Štvrtok (Vágcsütörtök) is a village and municipality in Trenčín District in the Trenčín Region of north-western Slovakia.

==History==
In historical records, the village was first mentioned in 1477.

The village was mainly occupied with agriculture, holding livestock and producing cereals, hops and grapes. In 1769, there were mentions of vineyards in Štvrtok, and surrounding villages. However, local vineyards disappeared in the second half of the 19th century, likely due to the spread of phylloxera.

==Geography==
 It lies on the Váh river, at the foot of the White Carpathians, in the Považie basin and nearby the Bošácká valley.

== Population ==

It has a population of  people (31 December ).

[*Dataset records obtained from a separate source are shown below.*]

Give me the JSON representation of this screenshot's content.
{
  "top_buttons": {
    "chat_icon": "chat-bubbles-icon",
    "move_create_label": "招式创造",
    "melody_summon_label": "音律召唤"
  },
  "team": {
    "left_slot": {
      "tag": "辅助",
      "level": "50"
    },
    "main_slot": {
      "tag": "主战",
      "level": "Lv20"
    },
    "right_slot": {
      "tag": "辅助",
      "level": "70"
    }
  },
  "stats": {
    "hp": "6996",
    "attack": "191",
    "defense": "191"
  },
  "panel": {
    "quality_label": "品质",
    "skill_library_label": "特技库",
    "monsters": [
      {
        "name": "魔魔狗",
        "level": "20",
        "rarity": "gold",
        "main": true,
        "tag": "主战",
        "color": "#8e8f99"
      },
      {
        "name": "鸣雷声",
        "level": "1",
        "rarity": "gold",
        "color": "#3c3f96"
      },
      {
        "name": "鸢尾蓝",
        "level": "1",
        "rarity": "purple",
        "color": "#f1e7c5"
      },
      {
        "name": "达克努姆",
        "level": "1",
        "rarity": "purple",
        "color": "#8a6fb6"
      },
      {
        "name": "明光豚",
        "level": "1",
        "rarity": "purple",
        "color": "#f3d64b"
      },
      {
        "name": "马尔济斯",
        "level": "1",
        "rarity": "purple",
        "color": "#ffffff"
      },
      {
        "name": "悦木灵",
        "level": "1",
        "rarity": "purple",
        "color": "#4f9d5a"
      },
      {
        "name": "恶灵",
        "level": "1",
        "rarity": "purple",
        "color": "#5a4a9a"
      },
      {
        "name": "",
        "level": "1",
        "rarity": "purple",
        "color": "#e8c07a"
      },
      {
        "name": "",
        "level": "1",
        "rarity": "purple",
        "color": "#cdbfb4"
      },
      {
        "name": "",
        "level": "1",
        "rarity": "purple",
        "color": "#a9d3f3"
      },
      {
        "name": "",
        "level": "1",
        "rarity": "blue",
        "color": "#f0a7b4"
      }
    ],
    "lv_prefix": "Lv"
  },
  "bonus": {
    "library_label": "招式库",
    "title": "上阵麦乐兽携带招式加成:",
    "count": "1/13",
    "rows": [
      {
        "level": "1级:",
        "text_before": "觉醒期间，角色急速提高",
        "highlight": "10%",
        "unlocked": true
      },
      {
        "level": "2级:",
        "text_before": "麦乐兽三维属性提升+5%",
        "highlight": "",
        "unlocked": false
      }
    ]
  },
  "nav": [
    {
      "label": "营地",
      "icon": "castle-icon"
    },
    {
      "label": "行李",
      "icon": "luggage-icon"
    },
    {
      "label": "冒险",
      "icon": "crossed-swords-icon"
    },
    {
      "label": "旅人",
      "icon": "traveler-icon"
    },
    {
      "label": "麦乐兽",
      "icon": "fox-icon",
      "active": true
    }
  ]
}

Population statistic (10 years)
| Year | 1995 | 2005 | 2015 | 2025 |
|---|---|---|---|---|
| Count | 340 | 373 | 356 | 481 |
| Difference |  | +9.70% | −4.55% | +35.11% |

Population statistic
| Year | 2024 | 2025 |
|---|---|---|
| Count | 478 | 481 |
| Difference |  | +0.62% |

=== Ethnicity ===

Census 2021 (1+ %)
| Ethnicity | Number | Fraction |
| Slovak | 411 | 96.93% |
| Czech | 10 | 2.35% |
| Not found out | 6 | 1.41% |
| Total | 424 |

=== Religion ===

Census 2021 (1+ %)
| Religion | Number | Fraction |
| Roman Catholic Church | 174 | 41.04% |
| None | 119 | 28.07% |
| Evangelical Church | 116 | 27.36% |
| Not found out | 6 | 1.42% |
| Total | 424 |

==Trivia==
'Štvrtok' is the Slovak word for Thursday. 'Csütörtök' is the Hungarian word for Thursday.